Reagan's Strategic Defense Initiative (SDI) is a technically feasible missile defense system that could render nuclear weapons obsolete.
The American Physical Society's 1987 report concluded that SDI was at least a decade from even beginning meaningful tests. The technology Reagan described did not exist and no comprehensive missile defense system exists today.
What changed?
President Reagan's March 23, 1983 address had an almost cinematic ambition. Imagine, he invited the nation, a defense system capable of intercepting nuclear missiles before they reach American soil, making nuclear weapons themselves "impotent and obsolete." The press labeled it "Star Wars." In civics and government classrooms through the mid-1980s, SDI was typically taught as a serious defense program: a bold technological challenge the United States was rising to meet.

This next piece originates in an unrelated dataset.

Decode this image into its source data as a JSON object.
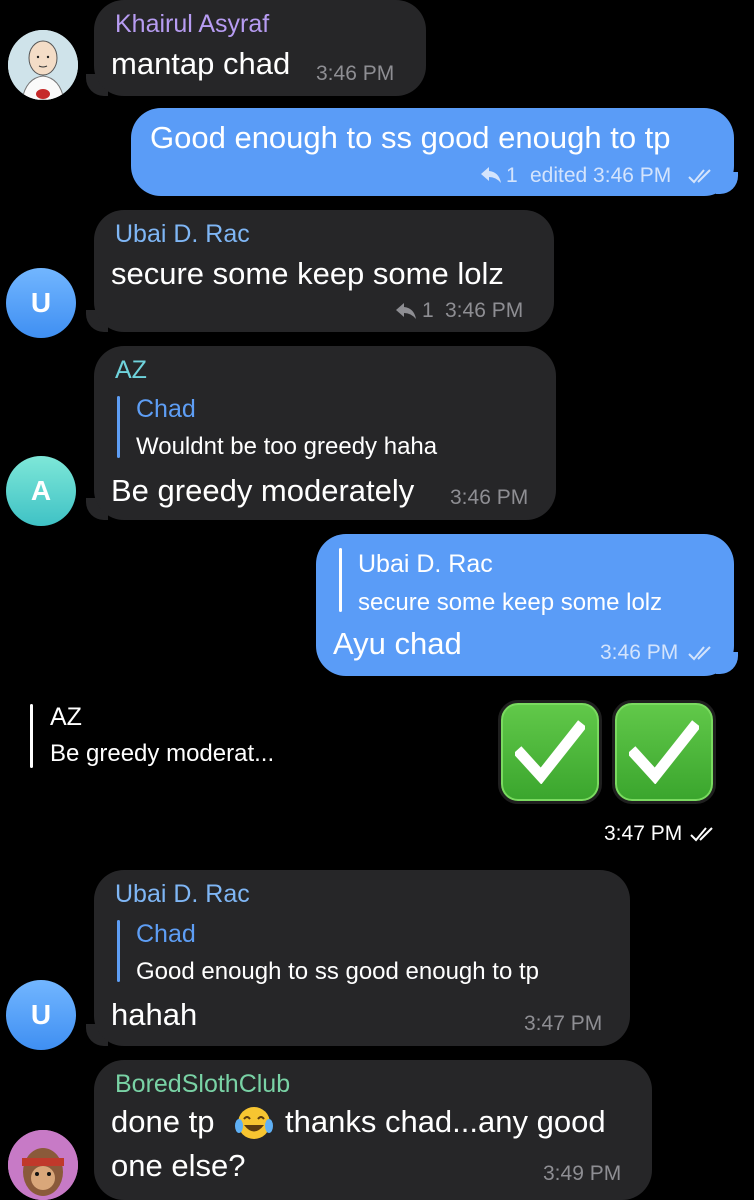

The scientific establishment was considerably more skeptical. In April 1987, the American Physical Society published a two-year study examining SDI's feasibility. The conclusion was blunt: the technologies required to build a space-based missile defense system did not yet exist, were not close to existing, and would take at least a decade simply to test in any meaningful way. Directed-energy weapons powerful enough to destroy missiles during their brief boost phase would require energy sources far beyond anything then available. Onboard computers of the era could not perform the target acquisition and discrimination tasks required within the decision windows a nuclear attack would allow.
What the classroom version of SDI often omitted was that the program was as much diplomatic tool as engineering project. At Reykjavik in October 1986, Reagan and Gorbachev came close to agreeing to eliminate all ballistic nuclear weapons before negotiations collapsed, specifically because Reagan refused to confine SDI to the laboratory. Gorbachev feared a working system could neutralize Soviet deterrence; Reagan believed in the dream too completely to trade it away. Whether SDI's value was strategic fiction or sincere vision, it was doing real work in the Cold War, just not the technical work its advocates described.
Decades of successor programs have produced the Ground-Based Midcourse Defense system, which has recorded mixed results in controlled tests against single, unsophisticated warheads under favorable conditions. A comprehensive shield against a peer nuclear arsenal remains on no credible technical horizon. The vision Reagan described in 1983 was genuinely inspiring. The physics remained uncooperative.